Another reason for my choice to highlight this preprint is its focus on cystic fibrosis patients. Because cystic fibrosis is a rare but chronic debilitating disease, the authors’ careful study of the role of ErsA in these patients has two main benefits. The first benefit is self-evident: it pertains to the benefits that cystic fibrosis patients accrues as a direct result of this research. Better understanding the mechanisms underlying the pathogenicity of P. aeruginosa, as well as the development of antibiotic resistance, will help clinicians and patients better manage these disease complications.

The second benefit from this work relates to the applicability of the authors’ findings to other vulnerable patient populations as well. With lengthening life expectancies, a greater number of patients with multiple comorbidities is expected in the coming decades. These patients will be more vulnerable to acute infections; more patients will also suffer from chronic infections. Coupled with the looming spectre of antimicrobial resistance, better antimicrobial stewardship and management of infections will be necessary. Understanding the mediators of infection will help.

Future work

The outstanding questions from this work can be classified into three main categories. First, from an epidemiological perspective, what is the prevalence of ErsA among P. aeruginosa infections? What are the regional and global infection patterns? Is there variability across different countries or regions?

Second, how targetable is the ErsA pathway? What are some targets related to this pathway that could be potentially inhibited in order to induce bacterial cell death? Specificity is important from a pharmacological perspective, so targets that are unique to the bacteria without equivalent isoforms in mammals will be more desirable.

Third, how might modulators of the ErsA pathway interact with currently known antibiotics?
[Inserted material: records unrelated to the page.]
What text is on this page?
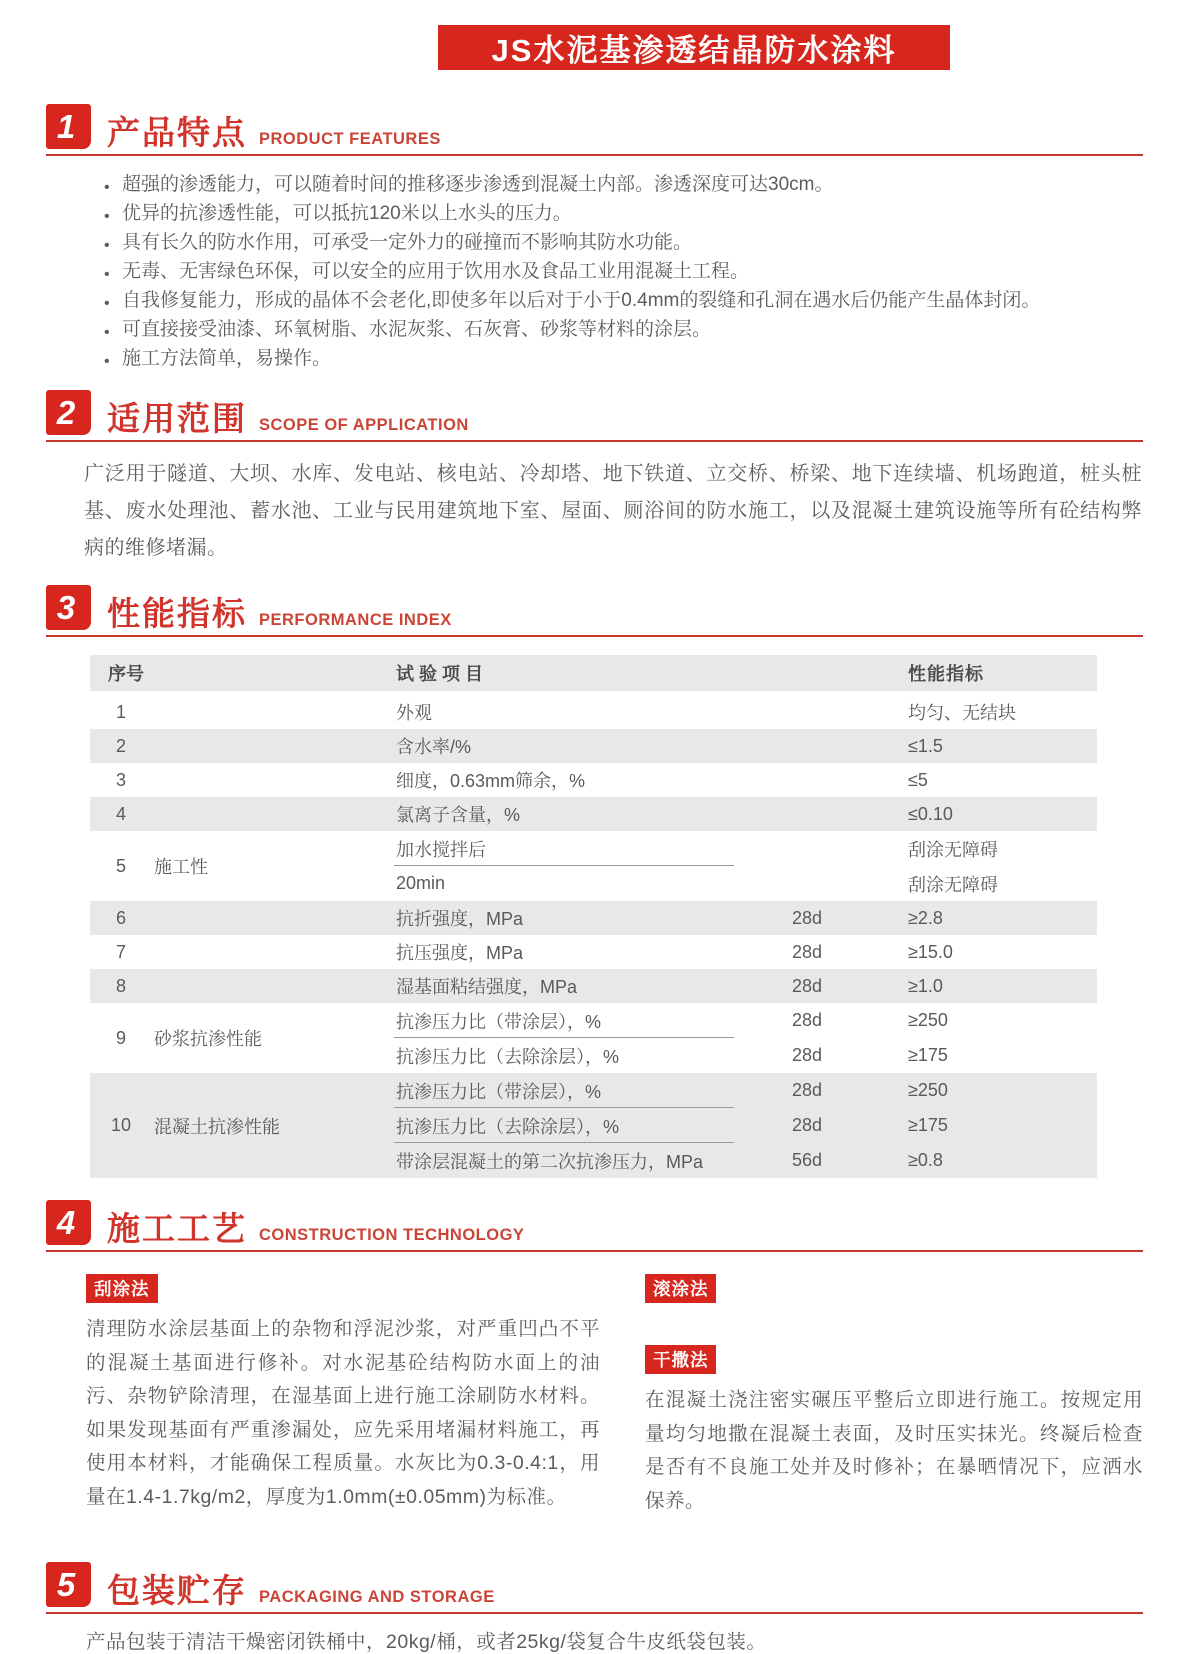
JS水泥基渗透结晶防水涂料
1 产品特点 PRODUCT FEATURES
• 超强的渗透能力，可以随着时间的推移逐步渗透到混凝土内部。渗透深度可达30cm。
• 优异的抗渗透性能，可以抵抗120米以上水头的压力。
• 具有长久的防水作用，可承受一定外力的碰撞而不影响其防水功能。
• 无毒、无害绿色环保，可以安全的应用于饮用水及食品工业用混凝土工程。
• 自我修复能力，形成的晶体不会老化,即使多年以后对于小于0.4mm的裂缝和孔洞在遇水后仍能产生晶体封闭。
• 可直接接受油漆、环氧树脂、水泥灰浆、石灰膏、砂浆等材料的涂层。
• 施工方法简单，易操作。
2 适用范围 SCOPE OF APPLICATION
广泛用于隧道、大坝、水库、发电站、核电站、冷却塔、地下铁道、立交桥、桥梁、地下连续墙、机场跑道，桩头桩基、废水处理池、蓄水池、工业与民用建筑地下室、屋面、厕浴间的防水施工，以及混凝土建筑设施等所有砼结构弊病的维修堵漏。
3 性能指标 PERFORMANCE INDEX
序号	试验项目	性能指标
1	外观	均匀、无结块
2	含水率/%	≤1.5
3	细度，0.63mm筛余，%	≤5
4	氯离子含量，%	≤0.10
5	施工性
加水搅拌后	刮涂无障碍
20min	刮涂无障碍
6	抗折强度，MPa	28d	≥2.8
7	抗压强度，MPa	28d	≥15.0
8	湿基面粘结强度，MPa	28d	≥1.0
9	砂浆抗渗性能
抗渗压力比（带涂层），%	28d	≥250
抗渗压力比（去除涂层），%	28d	≥175
10	混凝土抗渗性能
抗渗压力比（带涂层），%	28d	≥250
抗渗压力比（去除涂层），%	28d	≥175
带涂层混凝土的第二次抗渗压力，MPa	56d	≥0.8
4 施工工艺 CONSTRUCTION TECHNOLOGY
刮涂法
清理防水涂层基面上的杂物和浮泥沙浆，对严重凹凸不平的混凝土基面进行修补。对水泥基砼结构防水面上的油污、杂物铲除清理，在湿基面上进行施工涂刷防水材料。如果发现基面有严重渗漏处，应先采用堵漏材料施工，再使用本材料，才能确保工程质量。水灰比为0.3-0.4:1，用量在1.4-1.7kg/m2，厚度为1.0mm(±0.05mm)为标准。
滚涂法
干撒法
在混凝土浇注密实碾压平整后立即进行施工。按规定用量均匀地撒在混凝土表面，及时压实抹光。终凝后检查是否有不良施工处并及时修补；在暴晒情况下，应洒水保养。
5 包装贮存 PACKAGING AND STORAGE
产品包装于清洁干燥密闭铁桶中，20kg/桶，或者25kg/袋复合牛皮纸袋包装。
The reversal of antimicrobial resistance through the knockdown of ErsA suggests that such combinations may be synergistic, but this will need to be confirmed through further studies.

These questions will not be easy to answer—it will require the collaboration of experts from different fields, among them molecular biologists, epidemiologists, microbiologists, and pharmacologists. Throughout this three-part series, we have seen how the investigation of pathogenic mechanisms underlying infectious diseases is essential to the discovery of new targets for novel antibiotics. This preprint, along with previous work conducted by the preprint authors, is a step towards that goal. I will be holding my breath.

References

[1]        Miller CL, Van Laar TA, Chen T, Karna SLR, Chen P, You T, Leung KP, Global transcriptome responses including small RNAs during mixed-species interactions with methicillin-resistant Staphylococcus aureus and Pseudomonas aeruginosa, Microbiologyopen 6(3) (2017).

[2]        Falcone M, Ferrara S, Rossi E, Johansen HK, Molin S, Bertoni G, The Small RNA ErsA of Pseudomonas aeruginosa Contributes to Biofilm Development and Motility through Post-transcriptional Modulation of AmrZ, Frontiers in microbiology 9 (2018) 238-238.

[3]        Ferrara S, Carloni S, Fulco R, Falcone M, Macchi R, Bertoni G, Post-transcriptional regulation of the virulence-associated enzyme AlgC by the σ22-dependent small RNA ErsA of Pseudomonas aeruginosa, Environmental Microbiology 17(1) (2015) 199-214.

[4]        Zhang Y-F, Han K, Chandler CE, Tjaden B, Ernst RK, Lory S, Probing the sRNA regulatory landscape of P. aeruginosa: post-transcriptional control of determinants of pathogenicity and antibiotic susceptibility, Molecular Microbiology 106(6) (2017) 919-937.